Convention on the Rights of the Child

Convention Against Torture and Other Cruel, Inhuman or Degrading Treatment or Punishment

Statute of the International Criminal Court (which excludes the death penalty)


situation:
In July 2008, following a string of armed robberies, the Parliament adopted the Armed Robbery Act, including provisions allowing for the death penalty for homicides committed during acts of armed robbery, terrorism or hijacking. Liberian Penal Code of 1976, already included the possibility of the death penalty for murder as well armed robbery, mercernarism, terrorism, hijacking, treason, espionage resulting in the death were capital offences but the new law goes against Liberia’s international commitments. On 16 September 2005, in fact, the National Transitional Government, led by Charles Gyude Bryant, had acceded to the Second Optional Protocol to the International Covenant on Civil and Political Rights. President Ellen Johnson-Sirleaf, who could have opposed the legislation of 2008, signed it into law.
It seems that courts are ruling as if the Penal Code of 1976 is unaffected by the 2005 accession to the Second Optional Protocol.
In 2014, the Ministry of Justice initiated a bill to abolish the death penalty and life imprisonment for juvenile offenders, while the Independent National Commission on Human Rights (INCHR) also advocated for a Constitutional amendment abolishing the death penalty pursuant to the Constitution Review Committee process.
In 2015, no executions or death sentences were recorded in Liberia. The last executions, 14, took place in 2000.
As of 18 February 2015, nine persons were on death row, according to the Government.
In 2016, at least  5 new death sentences were imposed. None in 2017.

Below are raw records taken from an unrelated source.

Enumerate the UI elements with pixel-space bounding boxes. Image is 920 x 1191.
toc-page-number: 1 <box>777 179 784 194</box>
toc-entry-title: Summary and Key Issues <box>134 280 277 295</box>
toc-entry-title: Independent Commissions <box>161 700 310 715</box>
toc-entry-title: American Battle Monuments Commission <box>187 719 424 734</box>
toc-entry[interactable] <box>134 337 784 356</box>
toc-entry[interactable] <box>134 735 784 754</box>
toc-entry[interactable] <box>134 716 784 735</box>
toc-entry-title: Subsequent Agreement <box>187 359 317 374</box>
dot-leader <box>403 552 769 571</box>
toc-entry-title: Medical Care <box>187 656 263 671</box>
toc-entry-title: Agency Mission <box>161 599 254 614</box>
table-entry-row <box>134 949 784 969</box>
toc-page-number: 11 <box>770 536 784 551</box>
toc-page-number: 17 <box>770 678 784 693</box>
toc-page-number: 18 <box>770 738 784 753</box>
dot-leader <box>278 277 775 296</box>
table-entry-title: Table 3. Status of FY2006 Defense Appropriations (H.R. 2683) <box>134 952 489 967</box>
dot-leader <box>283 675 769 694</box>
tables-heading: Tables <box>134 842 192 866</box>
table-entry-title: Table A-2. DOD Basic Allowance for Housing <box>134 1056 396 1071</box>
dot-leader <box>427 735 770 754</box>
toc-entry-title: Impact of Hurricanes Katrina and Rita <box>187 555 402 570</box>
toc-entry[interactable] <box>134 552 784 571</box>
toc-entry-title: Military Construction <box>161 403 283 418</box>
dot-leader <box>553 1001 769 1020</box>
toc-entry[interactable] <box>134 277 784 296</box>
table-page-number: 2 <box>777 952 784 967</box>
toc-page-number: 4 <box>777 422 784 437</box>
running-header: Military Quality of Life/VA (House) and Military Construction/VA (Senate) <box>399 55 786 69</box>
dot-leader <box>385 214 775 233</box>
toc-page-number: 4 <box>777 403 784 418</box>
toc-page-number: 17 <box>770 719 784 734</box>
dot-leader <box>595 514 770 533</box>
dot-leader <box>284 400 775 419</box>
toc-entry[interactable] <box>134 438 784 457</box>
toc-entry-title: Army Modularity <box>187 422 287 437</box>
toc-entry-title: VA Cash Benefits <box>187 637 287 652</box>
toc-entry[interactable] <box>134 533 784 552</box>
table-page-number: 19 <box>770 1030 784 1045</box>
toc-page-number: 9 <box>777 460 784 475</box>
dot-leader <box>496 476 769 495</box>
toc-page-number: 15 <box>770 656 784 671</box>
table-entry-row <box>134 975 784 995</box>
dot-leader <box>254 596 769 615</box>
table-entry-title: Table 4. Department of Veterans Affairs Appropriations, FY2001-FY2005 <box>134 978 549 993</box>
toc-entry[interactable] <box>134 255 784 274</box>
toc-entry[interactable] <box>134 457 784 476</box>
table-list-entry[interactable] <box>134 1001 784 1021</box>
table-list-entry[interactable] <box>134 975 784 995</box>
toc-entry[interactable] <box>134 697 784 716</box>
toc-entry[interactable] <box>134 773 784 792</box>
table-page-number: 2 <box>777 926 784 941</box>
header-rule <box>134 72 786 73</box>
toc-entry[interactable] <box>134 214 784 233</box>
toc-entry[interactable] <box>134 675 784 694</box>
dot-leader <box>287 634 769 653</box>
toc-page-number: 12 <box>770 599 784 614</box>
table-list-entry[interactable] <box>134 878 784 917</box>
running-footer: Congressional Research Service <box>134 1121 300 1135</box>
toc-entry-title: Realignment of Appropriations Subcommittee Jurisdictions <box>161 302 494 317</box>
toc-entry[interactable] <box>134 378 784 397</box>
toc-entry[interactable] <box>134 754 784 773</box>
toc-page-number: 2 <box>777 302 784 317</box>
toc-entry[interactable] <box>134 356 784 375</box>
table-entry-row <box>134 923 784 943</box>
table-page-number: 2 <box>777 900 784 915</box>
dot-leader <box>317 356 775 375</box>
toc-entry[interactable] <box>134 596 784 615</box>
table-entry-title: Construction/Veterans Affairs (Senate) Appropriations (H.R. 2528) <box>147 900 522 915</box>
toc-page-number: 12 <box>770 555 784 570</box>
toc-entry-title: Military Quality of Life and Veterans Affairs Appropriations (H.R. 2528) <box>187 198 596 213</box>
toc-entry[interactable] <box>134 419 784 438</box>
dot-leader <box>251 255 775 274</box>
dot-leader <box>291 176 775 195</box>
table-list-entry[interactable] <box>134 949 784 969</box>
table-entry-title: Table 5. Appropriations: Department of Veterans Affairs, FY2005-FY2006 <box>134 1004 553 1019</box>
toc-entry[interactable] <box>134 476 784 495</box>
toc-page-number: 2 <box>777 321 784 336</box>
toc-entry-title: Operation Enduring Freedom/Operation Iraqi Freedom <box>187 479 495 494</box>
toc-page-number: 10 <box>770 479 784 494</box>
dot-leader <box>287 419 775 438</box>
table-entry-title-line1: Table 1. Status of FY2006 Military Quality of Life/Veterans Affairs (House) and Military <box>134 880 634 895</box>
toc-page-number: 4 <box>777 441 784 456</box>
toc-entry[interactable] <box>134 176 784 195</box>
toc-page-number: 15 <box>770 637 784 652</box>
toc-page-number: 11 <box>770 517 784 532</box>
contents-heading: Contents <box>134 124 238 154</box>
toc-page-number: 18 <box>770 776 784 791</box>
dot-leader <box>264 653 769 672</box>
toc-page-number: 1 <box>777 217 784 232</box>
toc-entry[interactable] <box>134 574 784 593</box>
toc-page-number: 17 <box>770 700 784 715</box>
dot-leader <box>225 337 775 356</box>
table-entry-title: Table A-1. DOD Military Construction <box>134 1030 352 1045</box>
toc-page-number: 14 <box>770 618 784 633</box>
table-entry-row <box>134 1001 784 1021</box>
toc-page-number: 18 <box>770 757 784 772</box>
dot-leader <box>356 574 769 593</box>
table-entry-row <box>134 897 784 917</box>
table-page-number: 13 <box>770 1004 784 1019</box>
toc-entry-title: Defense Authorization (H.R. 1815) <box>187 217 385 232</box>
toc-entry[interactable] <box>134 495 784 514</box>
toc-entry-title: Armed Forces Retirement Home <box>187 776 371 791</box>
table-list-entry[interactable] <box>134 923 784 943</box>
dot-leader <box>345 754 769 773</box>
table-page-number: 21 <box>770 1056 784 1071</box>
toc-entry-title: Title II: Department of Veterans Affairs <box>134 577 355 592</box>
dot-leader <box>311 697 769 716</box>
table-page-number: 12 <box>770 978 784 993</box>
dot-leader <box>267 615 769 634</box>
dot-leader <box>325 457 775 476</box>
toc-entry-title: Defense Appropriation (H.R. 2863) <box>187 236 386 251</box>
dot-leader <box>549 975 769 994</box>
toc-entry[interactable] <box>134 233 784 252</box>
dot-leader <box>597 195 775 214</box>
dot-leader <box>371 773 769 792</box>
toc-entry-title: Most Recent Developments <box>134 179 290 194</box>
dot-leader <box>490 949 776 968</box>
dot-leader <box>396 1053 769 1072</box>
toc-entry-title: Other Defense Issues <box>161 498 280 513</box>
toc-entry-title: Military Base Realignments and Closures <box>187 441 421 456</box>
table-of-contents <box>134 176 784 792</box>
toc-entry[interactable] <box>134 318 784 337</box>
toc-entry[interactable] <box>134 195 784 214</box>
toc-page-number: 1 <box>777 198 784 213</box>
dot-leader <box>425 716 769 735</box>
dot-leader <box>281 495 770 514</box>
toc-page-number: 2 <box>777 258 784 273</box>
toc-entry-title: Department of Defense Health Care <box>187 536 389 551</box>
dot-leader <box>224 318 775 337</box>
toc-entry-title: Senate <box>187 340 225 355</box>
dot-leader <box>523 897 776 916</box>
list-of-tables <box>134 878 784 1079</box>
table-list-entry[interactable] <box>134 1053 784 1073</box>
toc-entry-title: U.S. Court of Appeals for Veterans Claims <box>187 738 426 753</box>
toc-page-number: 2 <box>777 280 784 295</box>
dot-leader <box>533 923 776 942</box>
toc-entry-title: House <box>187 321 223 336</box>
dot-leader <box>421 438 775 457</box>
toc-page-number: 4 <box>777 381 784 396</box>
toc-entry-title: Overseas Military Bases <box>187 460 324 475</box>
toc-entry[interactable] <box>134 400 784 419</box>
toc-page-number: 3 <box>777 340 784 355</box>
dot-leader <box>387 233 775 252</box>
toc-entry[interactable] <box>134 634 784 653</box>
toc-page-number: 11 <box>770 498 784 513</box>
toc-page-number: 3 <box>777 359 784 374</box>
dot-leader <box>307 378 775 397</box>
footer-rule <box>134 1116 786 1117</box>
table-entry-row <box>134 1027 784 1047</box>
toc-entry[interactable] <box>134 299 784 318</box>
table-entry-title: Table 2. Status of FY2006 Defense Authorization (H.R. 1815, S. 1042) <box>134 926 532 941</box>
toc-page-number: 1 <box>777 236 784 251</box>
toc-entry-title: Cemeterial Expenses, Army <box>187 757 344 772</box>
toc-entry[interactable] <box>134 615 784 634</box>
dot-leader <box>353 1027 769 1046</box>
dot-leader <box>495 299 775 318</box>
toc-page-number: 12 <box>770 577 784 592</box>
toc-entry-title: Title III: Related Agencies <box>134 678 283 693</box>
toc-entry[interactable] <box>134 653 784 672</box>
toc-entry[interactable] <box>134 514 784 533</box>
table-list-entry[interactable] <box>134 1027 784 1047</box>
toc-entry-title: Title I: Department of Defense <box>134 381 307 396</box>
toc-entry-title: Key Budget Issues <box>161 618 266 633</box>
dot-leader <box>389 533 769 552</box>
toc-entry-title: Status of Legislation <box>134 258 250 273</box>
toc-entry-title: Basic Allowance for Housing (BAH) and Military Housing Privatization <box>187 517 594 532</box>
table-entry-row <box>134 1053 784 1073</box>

The death penalty on women
Liberia has acceded to the ICCPR and the Protocol to the African Charter on Human and Peoples’ Rights on the Rights of Women in Africa, which prohibit the execution of pregnant women, and to the Protocol to the African Charter on Human and Peoples’ Rights on the Rights of Women in Africa, which prohibits the execution of nursing mothers according to deathpenaltyworldwide.org.

United Nations
On 4 May 2015, Liberia was reviewed under the Universal Periodic Review of the UN Human Rights Council. In its National Report, the Government said that Liberia acknowledged its international obligations under the Second Optional Protocol to the International Covenant on Civil and Political Rights, aiming at the abolition of the death penalty. However, in its response to the recommendations received, the Government did not support recommendations to abolish the death penalty.
On December 16, 2020, Liberia, as in previous years, abstained on the Resolution on a Moratorium on the Use of the Death Penalty at the UN General Assembly.